Cui landed a triple Lutz-triple toe and a slightly underrotated triple flip-euler-triple Salchow, alongside three other triples, a double Axel, and a double Axel-double toe combination.
“It’s one of my best programs and performances, and one with the hardest jumps I’ve done, with the triple Lutz-triple toe and the triple flip-half loop-triple Sal,” Cui said in the mixed zone after her performance. “Definitely my best program, probably in my career so far.”
Cui said she had to put the short program out of her mind to refocus for the long.
“I think I honestly just got a little mad at myself after last night,” she said. “So going into the long program, I was just so focused on each jump, making sure that I hit those landings. After the short, I just knew I had to leave it alone. That [the short program] didn’t happen, in my mind.”
After earning the bronze at the U.S. Championships at the junior level in 2018 and competing on the Junior Grand Prix in the fall, this was Cui’s senior debut at Nationals.

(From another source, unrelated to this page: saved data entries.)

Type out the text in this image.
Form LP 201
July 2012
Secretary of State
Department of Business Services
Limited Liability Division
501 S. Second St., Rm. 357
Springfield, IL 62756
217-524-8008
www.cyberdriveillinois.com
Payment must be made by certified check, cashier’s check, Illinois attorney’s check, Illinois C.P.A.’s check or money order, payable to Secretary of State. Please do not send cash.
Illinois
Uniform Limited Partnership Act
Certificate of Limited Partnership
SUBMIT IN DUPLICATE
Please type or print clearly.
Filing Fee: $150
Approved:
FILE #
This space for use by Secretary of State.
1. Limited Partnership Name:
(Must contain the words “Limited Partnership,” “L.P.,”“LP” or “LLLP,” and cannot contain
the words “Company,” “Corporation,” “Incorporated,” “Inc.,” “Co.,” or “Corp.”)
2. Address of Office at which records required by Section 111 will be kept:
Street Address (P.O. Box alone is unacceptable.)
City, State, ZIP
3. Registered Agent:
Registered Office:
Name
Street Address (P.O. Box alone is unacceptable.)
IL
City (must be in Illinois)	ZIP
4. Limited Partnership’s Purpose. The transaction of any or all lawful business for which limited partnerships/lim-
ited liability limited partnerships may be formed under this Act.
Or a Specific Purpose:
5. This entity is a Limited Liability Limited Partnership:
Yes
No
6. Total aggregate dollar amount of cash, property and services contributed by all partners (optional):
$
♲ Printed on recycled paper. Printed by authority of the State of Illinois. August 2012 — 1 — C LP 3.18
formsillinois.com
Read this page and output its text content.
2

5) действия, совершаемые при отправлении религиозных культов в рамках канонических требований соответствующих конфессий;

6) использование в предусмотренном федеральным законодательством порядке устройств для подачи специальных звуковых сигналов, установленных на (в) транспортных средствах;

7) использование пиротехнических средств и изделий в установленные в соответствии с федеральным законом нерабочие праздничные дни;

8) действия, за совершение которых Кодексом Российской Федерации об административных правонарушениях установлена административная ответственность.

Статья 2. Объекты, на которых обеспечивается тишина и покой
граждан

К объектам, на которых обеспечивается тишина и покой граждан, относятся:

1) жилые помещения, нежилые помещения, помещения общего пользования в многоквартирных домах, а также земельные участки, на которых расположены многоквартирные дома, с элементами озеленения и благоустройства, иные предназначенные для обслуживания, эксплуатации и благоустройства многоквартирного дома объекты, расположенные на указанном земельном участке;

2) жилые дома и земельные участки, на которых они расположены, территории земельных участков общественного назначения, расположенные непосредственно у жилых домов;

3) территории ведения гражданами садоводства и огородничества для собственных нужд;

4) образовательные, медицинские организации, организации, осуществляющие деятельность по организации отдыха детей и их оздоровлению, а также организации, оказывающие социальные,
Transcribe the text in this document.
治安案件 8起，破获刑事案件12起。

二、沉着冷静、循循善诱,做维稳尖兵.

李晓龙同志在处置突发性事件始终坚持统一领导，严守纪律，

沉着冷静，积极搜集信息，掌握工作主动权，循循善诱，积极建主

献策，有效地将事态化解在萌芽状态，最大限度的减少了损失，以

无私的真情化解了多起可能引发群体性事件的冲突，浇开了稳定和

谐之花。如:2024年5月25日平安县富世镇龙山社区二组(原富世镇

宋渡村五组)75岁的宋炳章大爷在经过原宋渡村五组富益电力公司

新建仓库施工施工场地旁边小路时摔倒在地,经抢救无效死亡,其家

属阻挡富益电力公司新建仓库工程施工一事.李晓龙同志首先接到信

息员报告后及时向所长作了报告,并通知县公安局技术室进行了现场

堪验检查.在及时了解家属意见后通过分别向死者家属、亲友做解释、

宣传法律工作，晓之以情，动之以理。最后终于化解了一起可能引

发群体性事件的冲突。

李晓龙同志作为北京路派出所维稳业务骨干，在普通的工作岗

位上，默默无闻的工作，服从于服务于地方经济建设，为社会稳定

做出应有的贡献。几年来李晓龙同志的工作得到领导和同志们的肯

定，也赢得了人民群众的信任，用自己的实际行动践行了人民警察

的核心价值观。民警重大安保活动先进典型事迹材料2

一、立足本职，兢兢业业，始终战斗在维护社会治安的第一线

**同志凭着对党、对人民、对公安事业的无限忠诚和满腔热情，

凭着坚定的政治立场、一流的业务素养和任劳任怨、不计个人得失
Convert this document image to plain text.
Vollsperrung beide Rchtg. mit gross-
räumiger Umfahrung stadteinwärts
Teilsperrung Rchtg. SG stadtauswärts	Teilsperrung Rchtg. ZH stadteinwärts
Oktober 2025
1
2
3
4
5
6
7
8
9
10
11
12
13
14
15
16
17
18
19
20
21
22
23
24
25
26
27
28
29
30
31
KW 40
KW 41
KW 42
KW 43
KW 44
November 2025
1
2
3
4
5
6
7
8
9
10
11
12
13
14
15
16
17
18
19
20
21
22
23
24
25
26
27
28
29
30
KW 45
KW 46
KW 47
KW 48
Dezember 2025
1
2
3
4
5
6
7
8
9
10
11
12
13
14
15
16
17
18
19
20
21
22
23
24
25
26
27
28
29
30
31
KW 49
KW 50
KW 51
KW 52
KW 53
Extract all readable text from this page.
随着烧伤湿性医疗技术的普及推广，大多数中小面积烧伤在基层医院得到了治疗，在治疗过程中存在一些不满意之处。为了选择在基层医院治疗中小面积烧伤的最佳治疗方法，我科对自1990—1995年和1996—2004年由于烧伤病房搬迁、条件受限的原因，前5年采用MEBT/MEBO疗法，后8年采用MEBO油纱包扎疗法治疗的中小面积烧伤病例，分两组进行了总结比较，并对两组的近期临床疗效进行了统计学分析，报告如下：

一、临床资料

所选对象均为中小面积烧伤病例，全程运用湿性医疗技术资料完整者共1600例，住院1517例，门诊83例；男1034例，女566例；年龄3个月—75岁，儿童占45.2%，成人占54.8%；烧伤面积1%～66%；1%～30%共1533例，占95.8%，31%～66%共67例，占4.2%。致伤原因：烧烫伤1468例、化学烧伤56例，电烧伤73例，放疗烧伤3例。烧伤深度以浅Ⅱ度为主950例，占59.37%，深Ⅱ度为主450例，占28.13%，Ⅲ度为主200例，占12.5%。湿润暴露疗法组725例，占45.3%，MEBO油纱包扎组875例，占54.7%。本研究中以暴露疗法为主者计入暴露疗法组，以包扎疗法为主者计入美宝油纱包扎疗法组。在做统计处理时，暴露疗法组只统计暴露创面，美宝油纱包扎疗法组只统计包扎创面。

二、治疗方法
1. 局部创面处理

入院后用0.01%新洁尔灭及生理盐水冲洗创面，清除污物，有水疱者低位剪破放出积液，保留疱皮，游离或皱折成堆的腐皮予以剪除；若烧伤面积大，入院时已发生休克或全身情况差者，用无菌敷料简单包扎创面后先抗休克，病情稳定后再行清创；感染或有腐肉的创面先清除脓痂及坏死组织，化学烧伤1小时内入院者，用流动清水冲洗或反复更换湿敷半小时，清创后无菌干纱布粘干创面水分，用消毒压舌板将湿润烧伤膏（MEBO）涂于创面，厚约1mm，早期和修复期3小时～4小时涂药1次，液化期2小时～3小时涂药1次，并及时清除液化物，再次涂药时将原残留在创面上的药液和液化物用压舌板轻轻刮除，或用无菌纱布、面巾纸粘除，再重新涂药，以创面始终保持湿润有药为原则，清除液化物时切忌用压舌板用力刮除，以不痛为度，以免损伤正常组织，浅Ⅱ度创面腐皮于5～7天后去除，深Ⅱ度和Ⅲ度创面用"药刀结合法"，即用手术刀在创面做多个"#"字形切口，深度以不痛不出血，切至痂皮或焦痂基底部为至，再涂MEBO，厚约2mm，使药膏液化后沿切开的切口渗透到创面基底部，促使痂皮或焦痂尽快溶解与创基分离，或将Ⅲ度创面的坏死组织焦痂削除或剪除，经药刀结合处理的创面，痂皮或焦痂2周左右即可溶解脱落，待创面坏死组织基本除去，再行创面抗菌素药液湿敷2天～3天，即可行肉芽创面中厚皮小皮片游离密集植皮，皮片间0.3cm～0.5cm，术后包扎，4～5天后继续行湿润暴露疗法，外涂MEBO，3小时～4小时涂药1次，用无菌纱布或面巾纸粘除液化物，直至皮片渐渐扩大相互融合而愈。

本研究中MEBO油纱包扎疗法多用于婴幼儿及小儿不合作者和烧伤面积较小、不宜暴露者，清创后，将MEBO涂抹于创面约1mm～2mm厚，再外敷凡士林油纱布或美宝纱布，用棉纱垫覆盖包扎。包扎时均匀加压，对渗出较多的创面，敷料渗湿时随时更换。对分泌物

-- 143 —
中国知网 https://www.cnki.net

“The audience is so different from junior—there were so many people and I could just feel the energy of the crowd as I was finishing,” she said. “I was just so happy. And people were on their feet, too, which was really amazing.”
Cui’s performance here gives her confidence as she heads to more high-pressure, high-stakes events later in the season.
“I definitely know I can do a clean long now—it’s in me. And I think it will definitely help with my confidence going into the next competition, and next year,” she said. “I was so happy and relieved. I was really disappointed after the short program, so to be able to come back like that and do a clean long, I was so happy.”
Cui, 16, is currently splitting her time between home in Maryland, where she is a junior at Towson High School, and Colorado Springs, Colorado, where she trains with Tom Zakrajsek and Tammy Gambill. She hails from the same area as former U.S. and World Champion Kimmie Meissner and says she looks up to Meissner.
“When I was just starting skating and really getting competitive into it, Kimmie was still there, either skating herself or coaching. It was really inspiring sharing the ice with a world champion and she’s such a sweet person, too, that I really looked up to her as a person as much as a skater.”
FSO tweeted the quote and Meissner responded with a tweet of her own, saying, “I wanna cry. The feeling is mutual and watching Ting grow into that skater we all saw last night has been amazing. I can’t wait for everything to come for her!
With U.S. Champion Alysa Liu, 13, age-ineligible to compete internationally even as junior, Cui’s 5th place finish was enough to earn the two late-season assignments and alternate spot for Worlds. We’ll be seeing more from Cui even sooner than perhaps Meissner realized. Four Continents kicks off in Anaheim, Calif., on Feb. 7.